UM ESTUDO ETNOGRÁFICO DE ALUNOS BOLIVIANOS NA REDE


PÚBLICA DE ENSINO PAULISTANA

Janaina Silva; Ana Keila Mosca Pinezi

Universidade Federal do ABC, E-mails: silva.janaina@ufabc.edu.br; ana.pinezi@ufabc.edu.br

INTRODUÇÃO

Ao longo dos anos, as migrações internacionais vêm se destacando no cenário mundial em


função de diversas transformações ocorridas a partir da década de 1980 em âmbito econômico,
social, político, cultural e ideológico (Baeninger, 2003). O Brasil, que desde o início de sua
colonização até o início do século XX, era um destino atraente para diversos imigrantes, retomou
sua inserção neste contexto de migrações internacionais a partir da década de 1990. Com isso, a
entrada de estrangeiros no país ganhou novamente destaque.
O aumento da presença estrangeira se dá em todos os espaços sociais e, obviamente, não é
diferente no espaço escolar. Tendo isso em vista, neste trabalho buscamos compreender as
interações entre estrangeiros e brasileiros neste ambiente. Optamos por focar no grupo étnico mais
representativo nas escolas da cidade de São Paulo, o de bolivianos.
De acordo com SILVA (2006), a presença boliviana na cidade de São Paulo remonta à
década de 1950, com a vinda de estudantes para participar do Programa de Intercâmbio Cultural
Brasil-Bolívia. Essa imigração ganhou destaque a partir da década de 1980, com a chegada de uma
população majoritariamente jovem atraída pelas promessas de bons salários nas indústrias de
confecção da cidade.
Apesar dos inúmeros problemas encontrados ao chegar a São Paulo, tais como falta de
documentação, jornadas de trabalho exaustivas e abusivas e dificuldade de acesso a bens e serviços,
essa população se estabeleceu na cidade, especialmente nas regiões do centro e nas zonas leste e
norte. “À medida que eles vão se estabelecendo na cidade, inicia-se um processo de reunificação
familiar, com a vinda de irmãos, parentes e pais, muitas vezes pessoas oriundas do campo e com
pouco domínio do espanhol” (SILVA, 2006, p. 160).
Os anos se passaram e a imigração boliviana ainda é marcante em São Paulo, em
decorrência da manutenção do fluxo migratório e das possibilidades no mercado de trabalho
brasileiro.

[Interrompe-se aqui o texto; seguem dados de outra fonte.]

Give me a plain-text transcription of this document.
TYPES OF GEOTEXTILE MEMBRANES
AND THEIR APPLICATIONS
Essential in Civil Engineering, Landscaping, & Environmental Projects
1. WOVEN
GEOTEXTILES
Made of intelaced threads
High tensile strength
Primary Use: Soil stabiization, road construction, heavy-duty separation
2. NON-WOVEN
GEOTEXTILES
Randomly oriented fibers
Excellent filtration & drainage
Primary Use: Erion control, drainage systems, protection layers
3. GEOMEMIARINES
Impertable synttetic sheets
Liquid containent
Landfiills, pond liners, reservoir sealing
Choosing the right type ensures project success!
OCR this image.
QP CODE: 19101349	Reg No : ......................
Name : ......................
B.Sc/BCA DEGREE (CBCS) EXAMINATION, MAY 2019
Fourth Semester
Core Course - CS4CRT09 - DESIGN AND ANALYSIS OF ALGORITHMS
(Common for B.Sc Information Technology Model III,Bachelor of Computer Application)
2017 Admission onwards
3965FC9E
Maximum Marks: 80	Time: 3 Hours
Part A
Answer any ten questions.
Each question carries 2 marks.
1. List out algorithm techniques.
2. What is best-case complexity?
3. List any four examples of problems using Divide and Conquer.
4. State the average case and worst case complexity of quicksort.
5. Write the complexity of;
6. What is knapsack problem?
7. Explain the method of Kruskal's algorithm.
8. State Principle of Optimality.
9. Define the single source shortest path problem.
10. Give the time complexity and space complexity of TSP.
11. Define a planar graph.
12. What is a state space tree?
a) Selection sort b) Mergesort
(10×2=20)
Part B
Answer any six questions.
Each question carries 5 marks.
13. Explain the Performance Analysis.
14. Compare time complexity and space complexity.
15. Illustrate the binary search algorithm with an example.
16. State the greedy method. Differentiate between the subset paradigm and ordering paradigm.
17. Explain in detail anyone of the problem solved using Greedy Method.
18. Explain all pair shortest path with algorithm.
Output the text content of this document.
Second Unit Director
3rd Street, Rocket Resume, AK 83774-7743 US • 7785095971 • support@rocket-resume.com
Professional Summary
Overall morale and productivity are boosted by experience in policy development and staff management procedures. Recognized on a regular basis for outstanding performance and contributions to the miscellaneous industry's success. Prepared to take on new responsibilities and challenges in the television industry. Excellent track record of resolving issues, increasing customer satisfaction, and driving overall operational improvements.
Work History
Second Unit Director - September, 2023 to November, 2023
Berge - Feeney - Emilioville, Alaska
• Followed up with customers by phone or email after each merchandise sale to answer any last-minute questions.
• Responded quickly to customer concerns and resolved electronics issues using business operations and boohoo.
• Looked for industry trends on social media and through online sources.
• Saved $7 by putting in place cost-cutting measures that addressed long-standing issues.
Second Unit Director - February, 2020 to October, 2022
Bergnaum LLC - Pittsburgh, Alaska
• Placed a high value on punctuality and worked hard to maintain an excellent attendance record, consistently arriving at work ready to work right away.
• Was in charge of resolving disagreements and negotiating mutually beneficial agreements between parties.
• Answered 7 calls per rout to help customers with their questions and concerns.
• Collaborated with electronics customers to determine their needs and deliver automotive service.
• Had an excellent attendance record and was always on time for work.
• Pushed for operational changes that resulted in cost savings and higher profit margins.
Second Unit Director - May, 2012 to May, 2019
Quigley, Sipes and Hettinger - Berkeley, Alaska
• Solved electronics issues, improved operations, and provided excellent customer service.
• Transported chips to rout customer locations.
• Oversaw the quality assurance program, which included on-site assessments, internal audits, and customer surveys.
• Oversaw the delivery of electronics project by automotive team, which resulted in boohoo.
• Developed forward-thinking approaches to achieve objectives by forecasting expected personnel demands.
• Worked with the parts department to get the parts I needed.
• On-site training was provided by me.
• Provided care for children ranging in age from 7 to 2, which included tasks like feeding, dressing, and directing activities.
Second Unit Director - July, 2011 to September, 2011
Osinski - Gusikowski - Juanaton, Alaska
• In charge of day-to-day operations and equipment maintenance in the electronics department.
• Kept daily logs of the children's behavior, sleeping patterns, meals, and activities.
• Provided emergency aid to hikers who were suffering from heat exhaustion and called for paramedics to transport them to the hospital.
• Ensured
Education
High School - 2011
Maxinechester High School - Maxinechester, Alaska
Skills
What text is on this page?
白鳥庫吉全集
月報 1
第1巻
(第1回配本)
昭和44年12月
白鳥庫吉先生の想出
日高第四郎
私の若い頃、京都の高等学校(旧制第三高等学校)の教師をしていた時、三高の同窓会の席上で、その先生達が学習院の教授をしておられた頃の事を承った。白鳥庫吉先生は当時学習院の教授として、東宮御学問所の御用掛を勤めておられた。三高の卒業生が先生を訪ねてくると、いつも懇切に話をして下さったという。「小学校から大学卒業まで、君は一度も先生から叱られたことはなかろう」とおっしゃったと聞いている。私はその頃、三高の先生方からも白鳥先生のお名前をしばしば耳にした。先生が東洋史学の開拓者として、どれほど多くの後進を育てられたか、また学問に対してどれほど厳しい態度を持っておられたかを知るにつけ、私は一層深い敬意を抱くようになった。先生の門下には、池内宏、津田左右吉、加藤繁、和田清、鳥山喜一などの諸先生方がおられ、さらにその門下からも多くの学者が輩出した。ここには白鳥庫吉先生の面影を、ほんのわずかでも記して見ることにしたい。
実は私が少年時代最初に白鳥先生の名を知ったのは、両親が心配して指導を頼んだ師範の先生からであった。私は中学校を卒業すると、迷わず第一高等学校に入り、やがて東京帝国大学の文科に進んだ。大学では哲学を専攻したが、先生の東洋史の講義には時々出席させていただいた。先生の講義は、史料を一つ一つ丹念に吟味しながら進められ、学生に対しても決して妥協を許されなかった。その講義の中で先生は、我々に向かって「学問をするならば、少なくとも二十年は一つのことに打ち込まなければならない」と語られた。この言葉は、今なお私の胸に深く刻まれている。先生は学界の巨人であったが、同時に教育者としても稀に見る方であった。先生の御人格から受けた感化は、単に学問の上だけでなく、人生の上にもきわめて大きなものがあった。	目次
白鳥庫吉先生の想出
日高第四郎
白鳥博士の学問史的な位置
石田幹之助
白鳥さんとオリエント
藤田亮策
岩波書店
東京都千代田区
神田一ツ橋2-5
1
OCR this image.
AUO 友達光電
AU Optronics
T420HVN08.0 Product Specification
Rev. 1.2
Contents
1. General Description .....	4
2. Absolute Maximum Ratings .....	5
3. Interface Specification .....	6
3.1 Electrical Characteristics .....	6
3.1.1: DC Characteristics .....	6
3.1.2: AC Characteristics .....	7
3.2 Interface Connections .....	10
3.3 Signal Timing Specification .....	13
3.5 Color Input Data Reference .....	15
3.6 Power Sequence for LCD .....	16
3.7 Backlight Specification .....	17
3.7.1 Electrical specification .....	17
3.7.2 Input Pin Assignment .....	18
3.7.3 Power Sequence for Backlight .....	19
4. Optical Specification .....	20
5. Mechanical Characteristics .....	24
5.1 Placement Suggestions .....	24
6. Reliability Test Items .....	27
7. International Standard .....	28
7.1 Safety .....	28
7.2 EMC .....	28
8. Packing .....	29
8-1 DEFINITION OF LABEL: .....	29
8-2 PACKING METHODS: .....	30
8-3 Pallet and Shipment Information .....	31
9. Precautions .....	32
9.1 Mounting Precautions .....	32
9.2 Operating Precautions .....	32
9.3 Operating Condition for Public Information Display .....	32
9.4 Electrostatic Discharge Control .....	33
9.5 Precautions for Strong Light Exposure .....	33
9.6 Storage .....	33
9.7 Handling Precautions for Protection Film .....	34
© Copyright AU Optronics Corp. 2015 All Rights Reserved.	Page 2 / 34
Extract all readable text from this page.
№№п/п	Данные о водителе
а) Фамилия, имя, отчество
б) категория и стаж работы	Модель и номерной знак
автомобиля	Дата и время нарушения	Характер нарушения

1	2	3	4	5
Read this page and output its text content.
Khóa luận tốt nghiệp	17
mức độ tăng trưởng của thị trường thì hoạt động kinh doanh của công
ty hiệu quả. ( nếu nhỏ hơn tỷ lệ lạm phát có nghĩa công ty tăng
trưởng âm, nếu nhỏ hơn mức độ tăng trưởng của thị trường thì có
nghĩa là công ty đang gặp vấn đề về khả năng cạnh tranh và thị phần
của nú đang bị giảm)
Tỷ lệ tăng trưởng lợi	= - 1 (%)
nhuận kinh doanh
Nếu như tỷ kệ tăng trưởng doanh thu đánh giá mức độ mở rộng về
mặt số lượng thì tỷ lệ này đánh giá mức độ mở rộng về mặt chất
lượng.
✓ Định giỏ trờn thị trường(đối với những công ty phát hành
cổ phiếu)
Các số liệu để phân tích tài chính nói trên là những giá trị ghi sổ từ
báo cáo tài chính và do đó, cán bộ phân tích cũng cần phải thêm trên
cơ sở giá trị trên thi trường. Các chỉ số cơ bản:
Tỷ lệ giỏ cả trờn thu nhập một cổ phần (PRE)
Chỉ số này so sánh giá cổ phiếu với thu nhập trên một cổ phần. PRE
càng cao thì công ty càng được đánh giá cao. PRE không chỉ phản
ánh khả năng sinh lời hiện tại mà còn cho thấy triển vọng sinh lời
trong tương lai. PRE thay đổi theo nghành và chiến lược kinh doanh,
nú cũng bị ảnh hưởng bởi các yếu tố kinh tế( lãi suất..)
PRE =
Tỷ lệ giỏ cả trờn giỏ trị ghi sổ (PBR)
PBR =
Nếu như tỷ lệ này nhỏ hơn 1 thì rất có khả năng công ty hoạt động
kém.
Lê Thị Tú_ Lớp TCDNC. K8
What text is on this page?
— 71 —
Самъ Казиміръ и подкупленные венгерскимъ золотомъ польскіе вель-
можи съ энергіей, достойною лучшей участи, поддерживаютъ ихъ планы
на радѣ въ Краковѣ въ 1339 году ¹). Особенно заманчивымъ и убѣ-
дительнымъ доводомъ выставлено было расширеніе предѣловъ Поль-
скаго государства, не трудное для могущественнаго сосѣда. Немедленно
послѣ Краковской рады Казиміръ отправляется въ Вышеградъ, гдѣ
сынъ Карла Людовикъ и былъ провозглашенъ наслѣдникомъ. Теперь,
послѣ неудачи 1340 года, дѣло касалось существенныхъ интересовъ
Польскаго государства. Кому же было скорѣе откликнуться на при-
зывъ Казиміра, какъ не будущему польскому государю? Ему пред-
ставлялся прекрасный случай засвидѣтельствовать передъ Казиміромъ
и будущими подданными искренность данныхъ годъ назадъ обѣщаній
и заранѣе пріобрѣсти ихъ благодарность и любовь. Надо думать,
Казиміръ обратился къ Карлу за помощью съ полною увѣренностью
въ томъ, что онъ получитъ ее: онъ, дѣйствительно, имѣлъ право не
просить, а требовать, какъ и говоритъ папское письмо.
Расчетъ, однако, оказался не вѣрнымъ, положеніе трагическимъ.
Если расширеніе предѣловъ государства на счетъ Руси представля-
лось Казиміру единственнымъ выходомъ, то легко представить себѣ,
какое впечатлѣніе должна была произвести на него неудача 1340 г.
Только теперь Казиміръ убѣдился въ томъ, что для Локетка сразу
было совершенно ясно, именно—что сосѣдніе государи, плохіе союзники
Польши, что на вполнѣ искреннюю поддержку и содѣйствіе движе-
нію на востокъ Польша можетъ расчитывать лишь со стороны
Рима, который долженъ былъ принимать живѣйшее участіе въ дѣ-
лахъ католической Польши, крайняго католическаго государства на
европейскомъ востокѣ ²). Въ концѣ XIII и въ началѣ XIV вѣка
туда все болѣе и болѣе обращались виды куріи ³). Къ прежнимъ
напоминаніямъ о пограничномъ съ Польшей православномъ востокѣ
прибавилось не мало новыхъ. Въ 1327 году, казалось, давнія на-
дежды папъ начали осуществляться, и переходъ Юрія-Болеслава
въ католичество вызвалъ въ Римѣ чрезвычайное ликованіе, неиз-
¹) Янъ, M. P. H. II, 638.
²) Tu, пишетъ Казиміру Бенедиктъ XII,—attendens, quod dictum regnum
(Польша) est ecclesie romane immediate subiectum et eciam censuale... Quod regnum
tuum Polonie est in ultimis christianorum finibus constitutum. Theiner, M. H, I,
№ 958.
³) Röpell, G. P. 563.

A forte presença desses estrangeiros na cidade também se destaca no espaço escolar. De
acordo com dados da Secretaria Municipal de Educação de São Paulo, no ano de 2014 havia 36141
alunos estrangeiros matriculados na rede, sendo quase 2700 bolivianos.
Considerando a importância que a instituição escolar possui na sociedade contemporânea e
que se trata do lócus, por excelência, que possibilita a integração de pessoas de diferentes culturas,
escolhemos esta instituição para pensar as relações interculturais entre bolivianos e brasileiros.
Nossa pesquisa parte da dimensão intercultural da educação e se concentra nos anos iniciais
do processo de escolarização, especificamente no ciclo de alfabetização.
A perspectiva intercultural surgiu com movimentos sociais em diferentes países, a partir de
denúncias de discriminações e com reivindicações de igualdade de acesso a bens e serviços e
também reconhecimento político e cultural. Desde a década de 1990, esses movimentos adquiriram
especial relevância na América Latina.
Fleuri (2003) aponta que a dimensão intercultural ganhou destaque na educação brasileira
com a publicação dos temas transversais (especialmente, a pluralidade cultural) dos Parâmetros
Curriculares Nacionais (PCNs). De acordo com o autor, os temas transversais dos PCNs
possibilitaram diversas iniciativas e propostas de educação para a paz e os direitos humanos.
O conceito da interculturalidade não é unânime entre os estudiosos sobre o assunto. Candau
(2012, p. 242) explica que
[...] uma primeira questão que é necessário abordar é a da relação entre
multiculturalismo e interculturalidade. Para alguns autores, estes termos se
contrapõem, o multiculturalismo sendo visto como a afirmação dos diferentes
grupos culturais na sua diferença e o interculturalismo pondo o acento nas inter-
relações entre os diversos grupos culturais. Há também aqueles que usam estas
palavras praticamente como sinônimos, o termo multiculturalismo sendo mais
próprio da produção acadêmica do mundo anglo-saxão e a interculturalidade da dos
países de línguas neolatinas, particularmente o espanhol e o francês.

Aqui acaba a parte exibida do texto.